Greece's ruling socialist government was nearing collapse after Prime Minister George Papandreou's referendum stunt last week. Failing to inform anyone ahead of time, including his own finance minister, Papandreou gambled with the fortunes of his government, his country, the eurozone, and financial markets worldwide with a referendum proposal that he immediately withdrew in the face of a political backlash from all sides. The referendum proposal drew attention to the EU's deficit in democratic legitimacy, but Papandreou likely had no real intention of holding a referendum because there was no chance that voters would endorse the terms of the bailout deal.  

Perversely, the Greek public wishes to remain in the straitjacket of the common currency that requires the spending cuts that they overwhelmingly reject.

Following weekend negotiations, Papandreou agreed to step aside to allow for the formation of a national unity government. This was the price the opposition leadership extracted in exchange for its support for the bailout deal, and Papandreou's resignation was also a condition that many of his own party members insisted on. Once Papandreou is gone, Greece will be governed by a coalition that will then force through the measures the Greek public hates.  
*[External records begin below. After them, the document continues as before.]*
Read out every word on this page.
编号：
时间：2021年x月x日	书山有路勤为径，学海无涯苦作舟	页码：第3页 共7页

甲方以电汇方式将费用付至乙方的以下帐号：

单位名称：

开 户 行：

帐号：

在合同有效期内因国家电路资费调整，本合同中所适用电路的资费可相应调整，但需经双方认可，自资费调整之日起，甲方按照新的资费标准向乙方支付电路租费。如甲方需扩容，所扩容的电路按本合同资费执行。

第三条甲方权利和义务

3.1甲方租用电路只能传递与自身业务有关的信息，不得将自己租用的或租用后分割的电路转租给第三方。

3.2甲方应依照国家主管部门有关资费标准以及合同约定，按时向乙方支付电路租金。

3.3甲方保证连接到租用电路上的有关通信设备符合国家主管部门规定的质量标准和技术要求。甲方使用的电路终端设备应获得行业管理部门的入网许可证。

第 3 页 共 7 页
The conservative New Democracy opposition stands to gain the most at the next election, despite its new endorsement of bailouts that it had previously rejected. It's because of the austerity measures that Papandreou's party is so wildly unpopular, and it has been New Democracy's opposition to the same measures that has bolstered its support. But no matter which party heads the next government, Greece will be living under an austerity regime, and Greek citizens are going to have no real say in how their government sets fiscal policy.    

Meanwhile, the U.S. remains a spectator to the unfolding crisis that our decades-long support for European integration has helped create. U.S. and EU policy over the last 20 years that favored a Europe "united, whole, and free" is now running up against fiscal and political realities that are proving European unity in its current form to be unworkable. Rattled by the crisis in debt-burdened Greece, the members of the G-20 summit at Cannes offered no new help last week to the eurozone countries, and none will be forthcoming in the future.

Euroskeptics usually say that the European project is being carried out against the wishes of most Europeans, and that is often quite apt. But when it comes to the euro, this isn't always true. Even the Greek public, which has been denied its chance to vote on the austerity measures demanded by the EU, remains as supportive of the euro as they are alienated from Papandreou's government.  

Perversely, the Greek public wishes to remain in the straitjacket of the common currency that requires the spending cuts that they overwhelmingly reject. It would be better for Greece and Europe if they didn't, but on this question, the Greek public and the leaders of the EU are surprisingly on the same side. While they may not realize it, the Greek public is complicit in sabotaging its country's self-government. 

The French philosopher Pierre Manent reflected on the contemporary problem of self-government in Europe in a short treatise called La raison des nations, which was published in English under the title Democracy Without Nations? Manent described the European project as a sort of empire: "The European version of democratic empire distinguishes itself by the radicality with which it detaches democracy from every real people and constructs a kratos without a demos." The loss of national independence inherent in the European project is bound to entail a loss of self-government, and Europe will continue to be rocked by crises in the future until it finds some way to reconcile its drive for unity with meaningful democratic consent.